14 April, 1990 - Moving Day!

 A little male ingenuity helped move the heavy things.

Raining!  So we loaded the bus in the rain and left our good friends and our very good apartment house for Frankfurt.  It was a pleasant ride, and we arrived at 3:30 in the afternoon. 

Moving . . .
 box by box. . .

on a bus . . .

 in the rain!

Ready for the next adventure!

Tuesday, April 6, 2010

Holidays - Mission Style

Although Lou and Leona were serving a mission in Switzerland with a group of new friends from many countries and backgrounds, their mission holiday dinners had a familiar look!

"The dinner table - before we messed it up eating!"

An international potluck

Donna Neilson told a Christmas story in English, 
and Jurgen Mossner translated it into German.

With the festive little Christmas tree

Friday, April 2, 2010

Principally speaking. . .

 Bessemer School Staff
Lou Butler, principal (center back)

Some memories from the early days of Principal Butler:

I started at Bessemer and Strack Elementary schools. I took over from Ed Blood at Bessemer who went to Corwin Jr. High and Victoria Christiano who went to Edison and Washington.

Bessemer was larger, and it required a lot more time. There were many boys who were 14-16 years old and were a terrible influence in the younger boys in the school. By the end of October, I had transferred them to Keating Jr. High. Mr. Leo Scharton was principal there, and he agreed that they should be in Jr. High, and he preferred to get them now rather than a year from now!

I had a few faculty problems, but most of the faculty accepted me and worked with me. Mrs. Reynolds, the 5th and Music teacher who wanted only to teach music, proceeded to schedule her class to other teachers in the lower grades and teach their music. It meant that her class went to a different teacher every 30 minutes of the day! She had said nothing to me, and I didn’t realize it for a while. When I did, I informed her that I was putting out a new schedule and I expected her to follow my schedule. When it came out, she walked in the office and said that she would not follow the schedule, so I invited her to go see the superintendent about a transfer and in the meantime, that schedule would hold. I offered to go with her to see the superintendent, but she didn’t like that idea either! She stuck it out until the end of the year, and then was transferred out.

Betty Curry, the Kindergarten teacher, wasn’t pleased with my leadership either. She said in Dr. Taibl’s class, “What can you expect when you have a kid for a principal?” All she wanted to do was play the piano, have the children work puzzles, and go outside for long, long recesses.
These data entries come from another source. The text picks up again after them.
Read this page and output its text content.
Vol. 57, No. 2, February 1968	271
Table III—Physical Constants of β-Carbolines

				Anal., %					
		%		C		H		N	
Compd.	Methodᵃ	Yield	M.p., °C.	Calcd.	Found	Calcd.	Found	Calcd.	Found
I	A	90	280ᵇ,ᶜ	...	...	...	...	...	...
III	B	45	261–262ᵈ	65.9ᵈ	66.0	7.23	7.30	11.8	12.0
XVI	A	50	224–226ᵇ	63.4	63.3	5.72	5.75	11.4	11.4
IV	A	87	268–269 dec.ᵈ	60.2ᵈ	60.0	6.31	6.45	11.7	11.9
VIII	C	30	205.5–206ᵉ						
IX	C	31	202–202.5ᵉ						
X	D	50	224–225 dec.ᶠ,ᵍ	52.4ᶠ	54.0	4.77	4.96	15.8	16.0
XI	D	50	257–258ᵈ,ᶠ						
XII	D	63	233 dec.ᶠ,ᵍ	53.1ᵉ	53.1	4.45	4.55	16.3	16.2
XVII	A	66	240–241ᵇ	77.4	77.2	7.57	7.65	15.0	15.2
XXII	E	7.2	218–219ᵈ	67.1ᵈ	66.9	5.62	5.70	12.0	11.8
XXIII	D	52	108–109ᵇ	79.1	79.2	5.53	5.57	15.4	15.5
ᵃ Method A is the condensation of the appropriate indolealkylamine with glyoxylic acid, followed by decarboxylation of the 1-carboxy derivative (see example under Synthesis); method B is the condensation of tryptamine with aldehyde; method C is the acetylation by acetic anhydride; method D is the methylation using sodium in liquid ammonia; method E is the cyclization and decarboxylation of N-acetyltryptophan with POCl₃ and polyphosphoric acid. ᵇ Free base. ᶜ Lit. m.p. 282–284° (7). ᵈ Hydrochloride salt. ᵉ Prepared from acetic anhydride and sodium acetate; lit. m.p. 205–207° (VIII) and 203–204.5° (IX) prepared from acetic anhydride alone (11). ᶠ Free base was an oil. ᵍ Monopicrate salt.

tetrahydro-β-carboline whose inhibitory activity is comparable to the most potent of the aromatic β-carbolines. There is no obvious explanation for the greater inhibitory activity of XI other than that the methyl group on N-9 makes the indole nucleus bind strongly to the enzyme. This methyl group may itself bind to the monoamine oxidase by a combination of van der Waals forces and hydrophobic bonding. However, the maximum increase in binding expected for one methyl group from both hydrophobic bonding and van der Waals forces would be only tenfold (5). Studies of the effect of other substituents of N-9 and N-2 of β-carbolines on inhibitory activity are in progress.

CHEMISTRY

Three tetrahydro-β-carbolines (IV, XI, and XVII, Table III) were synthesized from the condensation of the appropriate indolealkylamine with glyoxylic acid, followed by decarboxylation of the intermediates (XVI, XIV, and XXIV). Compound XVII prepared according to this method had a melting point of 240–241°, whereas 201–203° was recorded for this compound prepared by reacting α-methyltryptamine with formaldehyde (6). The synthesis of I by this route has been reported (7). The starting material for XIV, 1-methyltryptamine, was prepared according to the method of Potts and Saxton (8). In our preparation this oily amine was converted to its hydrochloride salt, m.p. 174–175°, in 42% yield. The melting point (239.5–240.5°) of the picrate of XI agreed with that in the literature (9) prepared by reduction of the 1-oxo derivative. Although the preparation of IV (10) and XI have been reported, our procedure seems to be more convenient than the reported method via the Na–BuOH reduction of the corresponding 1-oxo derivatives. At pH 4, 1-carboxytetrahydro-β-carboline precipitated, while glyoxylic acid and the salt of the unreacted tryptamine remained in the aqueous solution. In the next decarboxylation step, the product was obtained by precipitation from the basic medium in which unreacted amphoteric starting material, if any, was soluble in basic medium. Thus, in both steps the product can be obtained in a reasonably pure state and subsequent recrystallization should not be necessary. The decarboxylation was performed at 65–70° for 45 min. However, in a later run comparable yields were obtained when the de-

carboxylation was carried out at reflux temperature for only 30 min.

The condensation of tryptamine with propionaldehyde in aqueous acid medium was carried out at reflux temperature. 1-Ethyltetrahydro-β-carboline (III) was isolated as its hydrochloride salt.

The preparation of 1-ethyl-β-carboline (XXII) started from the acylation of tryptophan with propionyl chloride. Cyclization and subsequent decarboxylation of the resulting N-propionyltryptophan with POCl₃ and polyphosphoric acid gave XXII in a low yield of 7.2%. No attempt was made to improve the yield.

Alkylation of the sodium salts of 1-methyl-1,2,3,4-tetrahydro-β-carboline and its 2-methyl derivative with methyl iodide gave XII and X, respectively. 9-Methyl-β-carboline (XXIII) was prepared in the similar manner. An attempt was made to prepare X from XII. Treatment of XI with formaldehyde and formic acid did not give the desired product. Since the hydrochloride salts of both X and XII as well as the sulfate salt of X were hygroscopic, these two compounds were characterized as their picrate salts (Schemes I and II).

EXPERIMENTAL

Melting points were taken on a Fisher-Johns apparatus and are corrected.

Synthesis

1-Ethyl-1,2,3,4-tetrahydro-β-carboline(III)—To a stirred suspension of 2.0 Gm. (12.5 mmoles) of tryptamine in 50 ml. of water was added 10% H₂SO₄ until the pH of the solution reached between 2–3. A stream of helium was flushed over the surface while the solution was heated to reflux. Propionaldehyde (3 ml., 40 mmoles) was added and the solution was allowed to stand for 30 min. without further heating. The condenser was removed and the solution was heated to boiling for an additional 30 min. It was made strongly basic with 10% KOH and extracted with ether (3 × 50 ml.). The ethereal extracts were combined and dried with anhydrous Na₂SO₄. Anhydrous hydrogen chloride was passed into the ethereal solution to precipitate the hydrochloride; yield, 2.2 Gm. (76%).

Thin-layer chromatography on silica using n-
She was the niece of Edna Hawke, 2nd grade teacher at Strack. They compared notes about me every night! Miss Hawke retired at the end of the year.

Miss Virginia Walsh was my greatest worry as she was a drunk and I knew that she was often drinking at school, but I could never prove it. Mr. Dunlap, Assistant Superintendent who later became the Superintendent had been the principal at Bessemer. He had had many dealings with her in the past, so he was very sympathetic and helpful. She used to call me up on the phone at night when she was drunk and would talk on and on about what a poor principal I was and that “I was nothing but an old Mormon and had no business being in a good Catholic community!” She had a sister who taught at Edison, so Emil Paripovich and I compared notes regularly as the two often fought and his teacher always got the worst of it.